• basit: bomba hazır olduğunda almanya teslim olmuştu. ilk nükleer test 16 temmuz 1945. almanya'nın teslim olması 7 mayıs 1945.
  • teoriler teoriler...

    1. bomba, almanya'nın hala direndiği 1945 kışı ve ilkbaharında hazır değildi. hazır olmayan şeyi atamazsınız.

    2. hadi bomba hazırdı diyelim (what if yapıyoruz) alman şehirleri ve alman ulaştırma sistemi zaten alman hava savunmasının çöktüğü 1944'ün ikinci yarısından sonra konvansiyonel müttefik bombardımancıları tarafından paramparça edilmiş durumdaydı. çok az bir kayıp oranıyla yüksek tonajlarda klasik bomba her hedefe atılabiliyor, salt makineli top ve roket saldırılarıyla bile alman ulaştırma kolları mahvedilebiliyordu.
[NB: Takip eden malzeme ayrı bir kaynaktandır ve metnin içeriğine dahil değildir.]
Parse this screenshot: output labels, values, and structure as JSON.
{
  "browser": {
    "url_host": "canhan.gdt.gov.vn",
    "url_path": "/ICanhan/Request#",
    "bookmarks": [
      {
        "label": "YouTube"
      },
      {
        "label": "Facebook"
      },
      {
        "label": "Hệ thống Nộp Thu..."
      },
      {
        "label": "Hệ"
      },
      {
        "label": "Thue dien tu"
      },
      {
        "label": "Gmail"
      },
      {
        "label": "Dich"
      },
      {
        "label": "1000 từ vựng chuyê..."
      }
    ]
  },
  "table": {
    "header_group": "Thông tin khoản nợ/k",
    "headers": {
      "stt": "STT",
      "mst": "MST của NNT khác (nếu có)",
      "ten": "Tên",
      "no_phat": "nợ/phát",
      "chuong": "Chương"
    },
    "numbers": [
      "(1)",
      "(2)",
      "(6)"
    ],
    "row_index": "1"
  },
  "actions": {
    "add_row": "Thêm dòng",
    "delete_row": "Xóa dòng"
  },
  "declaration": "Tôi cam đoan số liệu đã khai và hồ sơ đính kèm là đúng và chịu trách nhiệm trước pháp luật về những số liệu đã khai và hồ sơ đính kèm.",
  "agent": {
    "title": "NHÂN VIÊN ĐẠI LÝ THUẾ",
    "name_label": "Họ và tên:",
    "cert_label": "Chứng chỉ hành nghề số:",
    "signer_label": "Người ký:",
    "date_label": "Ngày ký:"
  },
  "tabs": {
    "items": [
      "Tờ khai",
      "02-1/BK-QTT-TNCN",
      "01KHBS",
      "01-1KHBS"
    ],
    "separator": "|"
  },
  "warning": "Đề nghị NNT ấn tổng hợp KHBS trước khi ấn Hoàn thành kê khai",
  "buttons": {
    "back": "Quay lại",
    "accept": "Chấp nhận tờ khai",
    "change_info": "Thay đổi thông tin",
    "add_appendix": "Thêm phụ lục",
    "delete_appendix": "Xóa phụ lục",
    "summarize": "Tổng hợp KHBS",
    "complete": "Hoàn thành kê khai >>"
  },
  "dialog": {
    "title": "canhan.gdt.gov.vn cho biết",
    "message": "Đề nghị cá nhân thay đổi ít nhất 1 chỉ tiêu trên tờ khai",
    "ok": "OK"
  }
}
    3. italya bölgesi hariç tüm alman savunması, bu savunmaları ve tüm alman üretimini besleyen lojistik sistem çöküyordu. almanya hem insan gücü hem üretim kabiliyeti hem de moral anlamında uçurumdan aşağı tam gaz gitmekteydi.

    netice olarak alman işgali altındaki bölgelerin giderek artan bir süratle klasik askeri usuller kullanılarak kurtarılması ve diğer askeri saldırılar ile savaşı kazanmaya çalışmak bu ülkeye atom bombası atmaktan çok daha ucuz bir yoldu. atom bombası kullanımı hakkında yazan çoğu kişi bir türlü atom bombası kullanımının salt "abd'nin maddi kaybı vs. düşmanının maddi kaybı" noktasında şekillenen bir karar olduğunu kabullenemiyor ama amerikalıların temel karar verme mekanizması tamamen bu mantıkla işliyor. japonya'ya karşı bomba kullanılması, anakarası daha önce hiçbir güç tarafından tamamen işgal edilmeyen ve imparatorlarına fanatikçe bağlı, ölmeye hazır milyonlarca potansiyel savaşçıyı barındıran bir ülkeyi dize getirmek için verilen soğuk, kalpsiz ama askeri açıdan sonuna dek mantıklı bir karar çünkü bu tip özellikleri olan ülkeleri klasik askeri güçle asla tam anlamıyla işgal edemezsiniz. bu konuda en net örnekler amerika'nın yaşadığı vietnam ve kısmen de kore hezimetleridir.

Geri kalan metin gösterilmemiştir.